Catedral de Assunção



Do outro lado da praça da Independência, onde se encontra a catedral, pode-se visitar o Cabildo, antiga prefeitura da cidade, que atualmente abriga um interessante centro cultural. A única ressalva é que, infelizmente, atualmente a praça da Independência se encontra tomada por uma ocupação de moradores que foram desabrigados com as cheias do Rio Paraguai e montaram pequenas casas de pranchas de madeira no meio da praça. Tal ocupação não é uma favela, nem oferece grandes riscos aos turistas, desde que você circule por lá apenas durante o dia, sem ficar exibindo objetos de valor. Eu mesmo cruzei tal ocupação para ir da Catedral ao Cabildo e não tive problema algum, nem senti medo, pois vi crianças brincando, mulheres conversando na calçada, ou seja, nada que me fez sentir ameaçado.

Cabildo


Outro destino imperdível é a Casa da Independência, que foi usada pelos conspiradores para planejarem a independência do Paraguai, e de onde partiram os rebeldes para fazerem a rendição do governo Espanhol, há poucas quadras dali. Nesta casa há uma excelente visita guiada, com um guia excepcional, além de ser muito gentil.

Casa de la Independencia


A Manzana de La Rivera também deve fazer parte de seu roteiro. Trata-se de um quarteirão antigo, preservado, onde se encontram aproximadamente 9 casas do período colonial, que abrigam atualmente um museu, com várias peças interessantes em exposição, além do museu oficial da Harpa do Paraguai, que é considerado o instrumento nacional, além de produzir um belíssimo som.

Manzana de la Rivera


Caso já esteja com fome, eu recomendo um almoço (ou jantar) no excelente Restaurante Bolsi. Lá comi uma das melhores carnes que já experimentei em toda minha vida. O local é agradabilíssimo e o atendimento é ótimo. Altamente recomendado, especialmente para aqueles que apreciam uma boa carne. Para acompanhar os deliciosos pratos servidos no Bolsi, experimente uma cerveja Pilsen, a mais popular do Paraguai, que é muito leve e refrescante.



Cerveja Pilsen



Restaurante Bolsi





Carnes saborosas no Restaurante Bolsi


Para aqueles que apreciam o turismo religioso, recomendo uma visita à Igreja de la Encarnacíon.
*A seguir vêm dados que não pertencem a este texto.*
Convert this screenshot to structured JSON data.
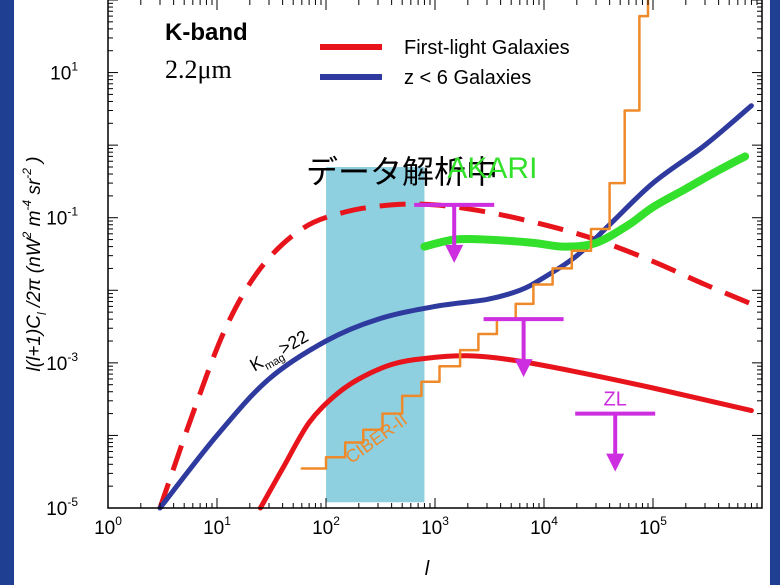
{
  "chart_data": {
    "type": "line",
    "xlabel": "l",
    "ylabel_parts": [
      "l(l+1)C",
      "l",
      " /2π (nW",
      "2",
      " m",
      "-4",
      " sr",
      "-2",
      " )"
    ],
    "x_scale": "log",
    "y_scale": "log",
    "xlim": [
      1,
      1000000
    ],
    "ylim": [
      1e-05,
      100
    ],
    "x_ticks": [
      {
        "value": 1,
        "base": "10",
        "exp": "0"
      },
      {
        "value": 10,
        "base": "10",
        "exp": "1"
      },
      {
        "value": 100,
        "base": "10",
        "exp": "2"
      },
      {
        "value": 1000,
        "base": "10",
        "exp": "3"
      },
      {
        "value": 10000,
        "base": "10",
        "exp": "4"
      },
      {
        "value": 100000,
        "base": "10",
        "exp": "5"
      }
    ],
    "y_ticks": [
      {
        "value": 1e-05,
        "base": "10",
        "exp": "-5"
      },
      {
        "value": 0.001,
        "base": "10",
        "exp": "-3"
      },
      {
        "value": 0.1,
        "base": "10",
        "exp": "-1"
      },
      {
        "value": 10,
        "base": "10",
        "exp": "1"
      }
    ],
    "band_title": "K-band",
    "band_wavelength": "2.2μm",
    "legend": [
      {
        "label": "First-light Galaxies",
        "color": "#e8141c"
      },
      {
        "label": "z < 6 Galaxies",
        "color": "#2e3a9e"
      }
    ],
    "shaded_region": {
      "x_range": [
        100,
        800
      ],
      "color": "#8ecfe0",
      "label": "データ解析中"
    },
    "series": [
      {
        "name": "First-light Galaxies",
        "color": "#e8141c",
        "points": [
          [
            25,
            1e-05
          ],
          [
            40,
            3.5e-05
          ],
          [
            70,
            0.00015
          ],
          [
            120,
            0.00035
          ],
          [
            200,
            0.0006
          ],
          [
            400,
            0.00095
          ],
          [
            800,
            0.00115
          ],
          [
            2000,
            0.00125
          ],
          [
            5000,
            0.0011
          ],
          [
            20000,
            0.00075
          ],
          [
            100000,
            0.00045
          ],
          [
            800000,
            0.00022
          ]
        ]
      },
      {
        "name": "First-light Galaxies (dashed)",
        "color": "#e8141c",
        "dashed": true,
        "points": [
          [
            3,
            1e-05
          ],
          [
            6,
            0.0002
          ],
          [
            12,
            0.003
          ],
          [
            25,
            0.02
          ],
          [
            60,
            0.07
          ],
          [
            150,
            0.12
          ],
          [
            400,
            0.15
          ],
          [
            1000,
            0.15
          ],
          [
            3000,
            0.12
          ],
          [
            10000,
            0.08
          ],
          [
            30000,
            0.05
          ],
          [
            100000,
            0.025
          ],
          [
            300000,
            0.012
          ],
          [
            800000,
            0.0065
          ]
        ]
      },
      {
        "name": "z < 6 Galaxies",
        "color": "#2e3a9e",
        "points": [
          [
            3,
            1e-05
          ],
          [
            10,
            0.0001
          ],
          [
            30,
            0.0006
          ],
          [
            100,
            0.002
          ],
          [
            300,
            0.004
          ],
          [
            1000,
            0.006
          ],
          [
            3000,
            0.0075
          ],
          [
            6000,
            0.01
          ],
          [
            10000,
            0.015
          ],
          [
            20000,
            0.03
          ],
          [
            40000,
            0.08
          ],
          [
            100000,
            0.3
          ],
          [
            300000,
            1.0
          ],
          [
            800000,
            3.5
          ]
        ]
      },
      {
        "name": "AKARI",
        "color": "#33e02b",
        "label": "AKARI",
        "points": [
          [
            800,
            0.04
          ],
          [
            1500,
            0.05
          ],
          [
            3000,
            0.05
          ],
          [
            8000,
            0.045
          ],
          [
            15000,
            0.04
          ],
          [
            30000,
            0.045
          ],
          [
            60000,
            0.08
          ],
          [
            100000,
            0.14
          ],
          [
            200000,
            0.25
          ],
          [
            400000,
            0.45
          ],
          [
            700000,
            0.7
          ]
        ]
      },
      {
        "name": "CIBER-II",
        "color": "#ef8a2a",
        "label": "CIBER-II",
        "step": true,
        "points": [
          [
            60,
            3.5e-05
          ],
          [
            100,
            3.5e-05
          ],
          [
            100,
            5e-05
          ],
          [
            150,
            5e-05
          ],
          [
            150,
            8e-05
          ],
          [
            220,
            8e-05
          ],
          [
            220,
            0.00012
          ],
          [
            330,
            0.00012
          ],
          [
            330,
            0.0002
          ],
          [
            500,
            0.0002
          ],
          [
            500,
            0.00035
          ],
          [
            750,
            0.00035
          ],
          [
            750,
            0.00055
          ],
          [
            1100,
            0.00055
          ],
          [
            1100,
            0.0009
          ],
          [
            1700,
            0.0009
          ],
          [
            1700,
            0.0015
          ],
          [
            2500,
            0.0015
          ],
          [
            2500,
            0.0025
          ],
          [
            3700,
            0.0025
          ],
          [
            3700,
            0.004
          ],
          [
            5500,
            0.004
          ],
          [
            5500,
            0.0065
          ],
          [
            8000,
            0.0065
          ],
          [
            8000,
            0.012
          ],
          [
            12000,
            0.012
          ],
          [
            12000,
            0.02
          ],
          [
            18000,
            0.02
          ],
          [
            18000,
            0.035
          ],
          [
            27000,
            0.035
          ],
          [
            27000,
            0.07
          ],
          [
            40000,
            0.07
          ],
          [
            40000,
            0.3
          ],
          [
            55000,
            0.3
          ],
          [
            55000,
            3
          ],
          [
            75000,
            3
          ],
          [
            75000,
            60
          ],
          [
            90000,
            60
          ],
          [
            90000,
            200
          ]
        ]
      },
      {
        "name": "Kmag>22",
        "color": "#8b5060",
        "label_base": "K",
        "label_sub": "mag",
        "label_rest": ">22",
        "dashed": true,
        "points": [
          [
            3,
            1e-05
          ],
          [
            6,
            0.0002
          ],
          [
            12,
            0.003
          ],
          [
            25,
            0.02
          ],
          [
            60,
            0.07
          ],
          [
            150,
            0.12
          ],
          [
            400,
            0.15
          ],
          [
            800,
            0.15
          ]
        ]
      }
    ],
    "upper_limits": [
      {
        "x": 1500,
        "y": 0.15,
        "color": "#cc2ee0",
        "label": ""
      },
      {
        "x": 6500,
        "y": 0.004,
        "color": "#cc2ee0",
        "label": ""
      },
      {
        "x": 45000,
        "y": 0.0002,
        "color": "#cc2ee0",
        "label": "ZL"
      }
    ]
  }
}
Uma construção austera, em tijolos, muito imponente e surpreendentemente ampla por dentro. Além disso, há muitas capelas para serem visitadas e para se orar. Preste atenção apenas no acesso à igreja, pois no meu caso, a entrada principal estava fechada, e eu pude visita-la  por sua porta traseira, contatando a secretaria, na rua aos fundos da igreja.

Igreja de la Encarnación


Outro local imperdível, considerado por alguns como o mais belo de Assunção, é o Panteão dos Heróis. Nesse local encontram-se os restos mortais dos maiores heróis da história paraguaia. Há uma guarda de honra que fica a postos durante todo o horário de visitação do mesmo. Lá estão os restos de Solano López e de outras personalidades famosas do país.

Pantéon de los Heroes


Se estiver com vontade de fazer um lanche, do outro lado da rua onde se encontra o Panteão dos Heróis, se encontra uma loja da famosa rede de sorvetes, chamada Heladeria Doña Angela. Não deixe de experimentar o sorvete de doce de leite granizado. É simplesmente delicioso!

Heladeria Doña Angela


Na praça onde se encontra o Panteão há uma interessante feira de objetos típicos paraguaios, onde você poderá encontrar exemplares do Ñanduti, que é o artesanato mais belo e refinado produzido no país. Tal palavra na língua guarani significa “teia de aranha”, o que por si só já denota a complexidade e delicadeza de tais peças.

Artesanato Paraguaio


Ainda na região central você poderá visitar o Museu Ferroviário, que fica situado em frente à linda Praça Uruguaia. Esse museu era a antiga estação central ferroviária de Assunção. Quando o transporte por trens foi abandonado, o prédio foi transformado em museu, no qual se pode visitar antigos vagões que eram usados por passageiros em suas viagens pelo país.

Museu Ferroviário


Para finalizar seu passeio no centro de Assunção, vá tomar uma bebida ou até mesmo jantar no charmoso Bar San Roque, um local com muita tradição, que nos lembra os antigos cafés do Rio de Janeiro e São Paulo. Os pratos servidos são deliciosos e extremamente bem servidos.

Bar San Roque


No seu segundo dia na cidade, você poderá visitar outras regiões da cidade onde também há muitas atrações de interesse turístico. Se você gosta de futebol, não pode deixar de visitar a sede do CONMEBOL (Confederação Sul Americana de Futebol), próximo ao aeroporto internacional, no qual há um belo museu, que oferece visitas guiadas, com direito à muitas fotos segurando as taças dos torneios promovidos pela instituição.

Museu e Sede do CONMEBOL


Mais uma atração para aqueles que amam o futebol é o Estádio Defensores del Chaco, no qual são realizados todos os maiores eventos esportivos do país, além dos maiores show de rock e música pop de astros internacionais da música, como Paul McCartney, Bon Jovi e Duran Duran.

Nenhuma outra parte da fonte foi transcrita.